CEFR under construction, 2003–2004. Credit IAEA
I just came across an interesting article from Nuclear Engineering International magazine from January indicating that China has broken ground and moving forward quickly on an experimental 65 MW fast-neutron nuclear reactor. The goal of the $350 million China Experimental Fast Reactor is to test and “accumulate experience on fast reactor design, construction and operation.” If China brings the CEFR online in 2010 – as is planned – it will be only the third power-generating fast reactor in the world. Another one is supposed to be up and operating this year in India, and planning is under way for one in Japan and Russia.
Fast reactor testing and construction on various scales has been around since the 1940s. The technology used in these reactors is considered superior because they use sodium as a coolant instead of water. The resulting “fast” neutrons have less tendency to be captured by uranium atoms and be converted to plutonium or higher actinides. The CEFR will use 260 tons of liquid sodium.
Obviously, interest in the fast reactors is fairly high given the pressure to use nuclear power as an alternative to high CO2 emitting fuels and as a stopgap until clean renewables achieve wider integration and market penetration.
The fuel used in the CEFR is UO2 (64.4% U-235). From a review of other literature quickly available, it’s unclear to me if CEFR would be considered to be a full “closed fuel cycle” type of facility, but its clear from this 1995 IAEA paper that it has always been the intention to have the facility be used for the transmutation of minor actinides to reduce the long-term radiological hazards.
In the case of a power failure, the CEFR has been designed with two independent, passive decay heat-removal systems using the natural convection and circulation of primary and secondary sodium and natural air cooling.
Apparently China will be building another demonstration fast reactor around 2020. After that, the nation plans to build a commercial-type fast reactor. Scaling up the size is important piece of China’s energy plans as the nation hopes to have a 1000-1500 MW reactor completed in 2028 and deployed before 2035. The article also notes that China wants to replace coal-fired power plants with fast reactors “in large scale after 2050.”
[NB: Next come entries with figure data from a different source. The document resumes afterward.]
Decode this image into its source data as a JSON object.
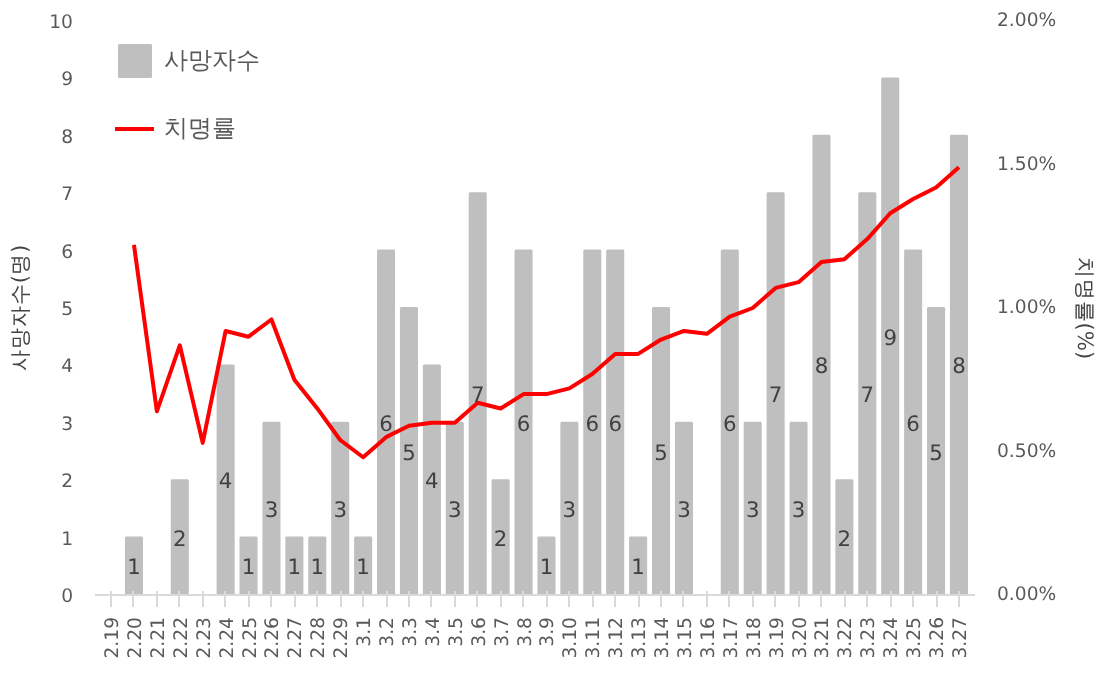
{
  "chart_data": {
    "type": "bar",
    "ylabel": "사망자수(명)",
    "y2label": "치명률(%)",
    "categories": [
      "2.19",
      "2.20",
      "2.21",
      "2.22",
      "2.23",
      "2.24",
      "2.25",
      "2.26",
      "2.27",
      "2.28",
      "2.29",
      "3.1",
      "3.2",
      "3.3",
      "3.4",
      "3.5",
      "3.6",
      "3.7",
      "3.8",
      "3.9",
      "3.10",
      "3.11",
      "3.12",
      "3.13",
      "3.14",
      "3.15",
      "3.16",
      "3.17",
      "3.18",
      "3.19",
      "3.20",
      "3.21",
      "3.22",
      "3.23",
      "3.24",
      "3.25",
      "3.26",
      "3.27"
    ],
    "series": [
      {
        "name": "사망자수",
        "color": "#bfbfbf",
        "values": [
          0,
          1,
          0,
          2,
          0,
          4,
          1,
          3,
          1,
          1,
          3,
          1,
          6,
          5,
          4,
          3,
          7,
          2,
          6,
          1,
          3,
          6,
          6,
          1,
          5,
          3,
          0,
          6,
          3,
          7,
          3,
          8,
          2,
          7,
          9,
          6,
          5,
          8
        ],
        "value_labels": [
          null,
          "1",
          null,
          "2",
          null,
          "4",
          "1",
          "3",
          "1",
          "1",
          "3",
          "1",
          "6",
          "5",
          "4",
          "3",
          "7",
          "2",
          "6",
          "1",
          "3",
          "6",
          "6",
          "1",
          "5",
          "3",
          null,
          "6",
          "3",
          "7",
          "3",
          "8",
          "2",
          "7",
          "9",
          "6",
          "5",
          "8"
        ]
      },
      {
        "name": "치명률",
        "type": "line",
        "axis": "y2",
        "color": "#ff0000",
        "values": [
          null,
          1.22,
          0.64,
          0.87,
          0.53,
          0.92,
          0.9,
          0.96,
          0.75,
          0.65,
          0.54,
          0.48,
          0.55,
          0.59,
          0.6,
          0.6,
          0.67,
          0.65,
          0.7,
          0.7,
          0.72,
          0.77,
          0.84,
          0.84,
          0.89,
          0.92,
          0.91,
          0.97,
          1.0,
          1.07,
          1.09,
          1.16,
          1.17,
          1.24,
          1.33,
          1.38,
          1.42,
          1.49
        ]
      }
    ],
    "ylim": [
      0,
      10
    ],
    "yticks": [
      0,
      1,
      2,
      3,
      4,
      5,
      6,
      7,
      8,
      9,
      10
    ],
    "y2lim": [
      0,
      2
    ],
    "y2ticks": [
      {
        "value": 0,
        "label": "0.00%"
      },
      {
        "value": 0.5,
        "label": "0.50%"
      },
      {
        "value": 1,
        "label": "1.00%"
      },
      {
        "value": 1.5,
        "label": "1.50%"
      },
      {
        "value": 2,
        "label": "2.00%"
      }
    ],
    "legend": "top left",
    "grid": false,
    "marker": "none",
    "line_style": "solid"
  }
}
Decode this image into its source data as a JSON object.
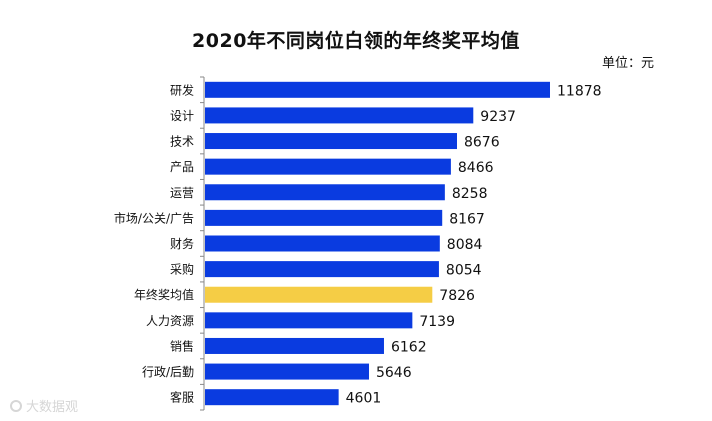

This video, produced by the Science Channel with the assistance of Argonne National Lab, discusses some of the work being done to perfect closed-cycle “fast” nuclear reactors. Nearly all reactors used for energy production are based on a light-water reactor model that are inefficient (fuel rods must be replaced after only 5% of the uranium-235 has been used) and create wastes with very long half lives.
Instead of using water, fast reactors employ a coolant – typically liquid sodium – that doesn’t slow down neutrons. The resulting “fast” neutrons have less tendency to be captured by uranium atoms and be converted to plutonium or higher actinides.
ANL’s fast reactors treat spent reactor fuel not as waste but as a rich source of recycled energy. Because they permit the reprocessing of spent nuclear fuel, fast reactors can operate through what is known as the “closed fuel cycle,” which dramatically increases the efficiency of uranium use and minimizes the discharge of plutonium and minor actinides as waste. A closed fuel cycle could - at least theoretically - use 90 percent of the energy available in uranium.